ロット番号等の命名規則 変更機能
ERPNextではロットNoやシリアルNoなど多くの番号体系を柔軟に設計できます。条件付きルールと優先度で“現場あるある”を標準機能だけで解決します。
サマリー
- ✓命名は
プレフィックス
+日付プレースホルダ
+連番
の組み合わせ。完全自由ではないが現場には十分柔軟。 - ✓条件付きルールと優先度で「製造ライン別」「月ごとリセット」などを標準で実現。
- ✓商品マスタはワークフロー承認と合わせて「未承認は非アクティブ」にでき、周知と価格決定がスムーズ。
はじめに
製造・在庫管理で必ず出てくる「ロット番号」や「シリアル番号」。
実はERPNextでは、命名規則(Naming Series)を柔軟にカスタマイズできます。

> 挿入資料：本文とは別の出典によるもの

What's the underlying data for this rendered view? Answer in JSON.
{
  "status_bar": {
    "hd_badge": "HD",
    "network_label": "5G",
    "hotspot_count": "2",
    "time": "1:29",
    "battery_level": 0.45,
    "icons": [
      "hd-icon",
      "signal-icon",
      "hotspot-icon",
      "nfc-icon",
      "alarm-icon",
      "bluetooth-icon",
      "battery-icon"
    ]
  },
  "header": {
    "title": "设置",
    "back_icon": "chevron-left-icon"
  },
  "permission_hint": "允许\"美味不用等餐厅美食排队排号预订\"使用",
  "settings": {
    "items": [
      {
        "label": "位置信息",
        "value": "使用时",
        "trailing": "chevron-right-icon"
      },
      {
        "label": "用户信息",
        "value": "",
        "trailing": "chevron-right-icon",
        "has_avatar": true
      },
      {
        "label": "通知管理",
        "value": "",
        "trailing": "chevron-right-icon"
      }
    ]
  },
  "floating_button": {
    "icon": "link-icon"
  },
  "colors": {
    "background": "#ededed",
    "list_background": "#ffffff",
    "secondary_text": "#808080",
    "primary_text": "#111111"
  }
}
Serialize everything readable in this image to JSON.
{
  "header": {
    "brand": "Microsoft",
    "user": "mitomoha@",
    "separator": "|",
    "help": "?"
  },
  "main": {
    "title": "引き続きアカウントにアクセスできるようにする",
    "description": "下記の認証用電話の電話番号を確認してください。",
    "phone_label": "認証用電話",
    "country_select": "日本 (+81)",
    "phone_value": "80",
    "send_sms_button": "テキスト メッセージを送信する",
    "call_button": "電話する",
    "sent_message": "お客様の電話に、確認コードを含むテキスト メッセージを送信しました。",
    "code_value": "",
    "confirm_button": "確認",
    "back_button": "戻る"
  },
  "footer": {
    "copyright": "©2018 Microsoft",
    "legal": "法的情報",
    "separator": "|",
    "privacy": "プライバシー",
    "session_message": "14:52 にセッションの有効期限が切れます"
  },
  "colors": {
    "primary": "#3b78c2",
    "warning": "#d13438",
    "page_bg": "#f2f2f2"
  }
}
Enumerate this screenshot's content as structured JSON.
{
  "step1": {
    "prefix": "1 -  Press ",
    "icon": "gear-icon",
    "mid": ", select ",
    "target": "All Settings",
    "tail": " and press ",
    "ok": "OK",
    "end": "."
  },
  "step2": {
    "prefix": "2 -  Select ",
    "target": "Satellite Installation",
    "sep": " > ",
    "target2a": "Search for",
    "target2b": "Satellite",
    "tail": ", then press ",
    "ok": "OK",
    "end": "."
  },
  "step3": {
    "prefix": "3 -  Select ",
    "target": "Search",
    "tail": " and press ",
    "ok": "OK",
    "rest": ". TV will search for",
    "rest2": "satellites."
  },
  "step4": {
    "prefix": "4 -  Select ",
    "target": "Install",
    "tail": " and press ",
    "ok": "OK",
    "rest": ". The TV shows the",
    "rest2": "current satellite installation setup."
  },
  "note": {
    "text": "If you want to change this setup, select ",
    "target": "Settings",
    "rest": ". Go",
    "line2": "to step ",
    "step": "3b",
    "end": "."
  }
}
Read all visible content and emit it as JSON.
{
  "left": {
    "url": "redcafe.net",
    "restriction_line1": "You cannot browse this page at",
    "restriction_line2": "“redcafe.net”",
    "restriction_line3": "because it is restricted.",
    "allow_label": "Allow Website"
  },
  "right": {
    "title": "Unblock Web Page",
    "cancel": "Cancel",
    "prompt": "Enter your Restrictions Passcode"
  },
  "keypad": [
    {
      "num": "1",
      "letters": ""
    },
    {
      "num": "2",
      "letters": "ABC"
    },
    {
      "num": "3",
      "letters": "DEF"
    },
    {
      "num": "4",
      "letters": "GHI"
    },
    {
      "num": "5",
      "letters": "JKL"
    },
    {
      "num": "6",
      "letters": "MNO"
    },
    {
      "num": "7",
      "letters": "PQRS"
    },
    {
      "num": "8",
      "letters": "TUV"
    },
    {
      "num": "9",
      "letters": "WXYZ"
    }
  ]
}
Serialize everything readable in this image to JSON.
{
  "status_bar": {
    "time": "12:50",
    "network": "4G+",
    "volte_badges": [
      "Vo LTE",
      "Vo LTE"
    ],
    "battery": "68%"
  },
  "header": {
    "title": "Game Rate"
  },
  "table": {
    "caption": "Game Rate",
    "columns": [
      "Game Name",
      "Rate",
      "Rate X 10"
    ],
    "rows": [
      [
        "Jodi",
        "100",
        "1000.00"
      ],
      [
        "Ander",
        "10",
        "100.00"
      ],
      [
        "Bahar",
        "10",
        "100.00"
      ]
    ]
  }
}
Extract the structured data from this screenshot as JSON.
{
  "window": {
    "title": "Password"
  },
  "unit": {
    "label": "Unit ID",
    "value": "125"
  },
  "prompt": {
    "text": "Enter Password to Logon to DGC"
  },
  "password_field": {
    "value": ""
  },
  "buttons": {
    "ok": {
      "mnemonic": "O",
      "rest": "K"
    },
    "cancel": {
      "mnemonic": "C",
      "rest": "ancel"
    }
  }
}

- 「製造ラインごとにロットNoのイニシャルを変えたい」
- 「顧客ごとにシリアルNoの形式を変えたい」
- 「月ごとに番号リセットしてほしい」
こうした要望に、ERPNextは標準機能で応えられます。
(他ERPではアドオンになることが多い領域です。)
命名規則の基本
命名は 固定文字(プレフィックス)+日付プレースホルダ+連番 の組み合わせ。
YYYY
(西暦) /YY
(西暦下2桁) /MM
(月) /DD
(日)#####
:連番(桁数を指定)- 例:
LOT-.YYYY.MM.-.#####
→LOT-2025.09-00001
注意:完全自由な文字列生成ではありません。
ただし、このルールだけで「営業所別」「製造日入り」「月ごとリセット」など現場の要望はほぼ網羅できます。
条件付きルールと優先度
従来の「命名シリーズ」は一律適用でしたが、命名規則は条件付きで適用できます。
条件が複数マッチした場合は 優先度(高い順) で決定。
一致がなければデフォルトシリーズへフォールバック。
使用例:製造ライン別のロットNo
以下のようにラインごとに接頭辞を切替えます。
条件(製造ライン) | 命名フォーマット | 生成例 |
---|---|---|
Kライン | K-.YYMMDD.-#### | K-250901-0001 |
Lライン | L-.YYMMDD.-#### | L-250901-0001 |
効果:番号だけでラインが即分かる/トレースが楽/棚卸や不良解析がスムーズ。
よくある要望と解決方法
私が導入支援でよく聞く事例も、標準機能で漏れなく解決できます。
-
要望:製造ラインごとにロット番号を変えたい
解決方法:条件付きルールでライン別に接頭辞を設定。
例:K-.YYMMDD.-####
、L-.YYMMDD.-####
-
要望:月ごとに番号をリセットしたい
解決方法:YYYY.MM.-####
を採用すれば、実質的に月単位でリセットされた系列に。 -
要望:商品コードを品種ごとに整理したい
解決方法:Item Groupごとに別シリーズを設定。混在と重複を防止。
ワークフローと合わせた“現場運用”
命名規則は番号付けだけでは終わりません。ワークフローと組み合わせると運用が締まります。
- 営業が商品マスタを作成 → 「承認待ち」
- 管理が内容を確認(販売単価・系列・担当部署の周知) → 「アクティブ」 で利用開始
- 未承認のまま運用に出ないため、価格決定のミスや周知漏れを抑止
これで「登録はされたが未承認の品番が流通してしまう」問題を回避できます。
FAQ(正直ベース)
Q. どれくらい自由に設定できますか?
A. 完全自由ではありません。プレフィックス+日付プレースホルダ+連番の組み合わせです。ただ、条件と優先度を使えば現場の要望はほぼ実現できます。
Q. 既存データの系列を途中で変えると?
A. 並びが不自然になることがあります。導入時に設計を固め、途中変更は最小限に。
Q. 名称や品名をそのまま番号に入れたい
A. 標準の命名規則では非推奨(長文化・ブレやすい)。分類はItem Groupなど別フィールドで表現するのが実務的です。
まとめ
- 命名規則は部品の組み合わせだが、条件+優先度で現場には十分柔軟。
- ライン別ロットや月次リセットは標準で実現。
- 商品マスタ承認ワークフローと合わせると、価格決定と部門周知まで安全に回せる。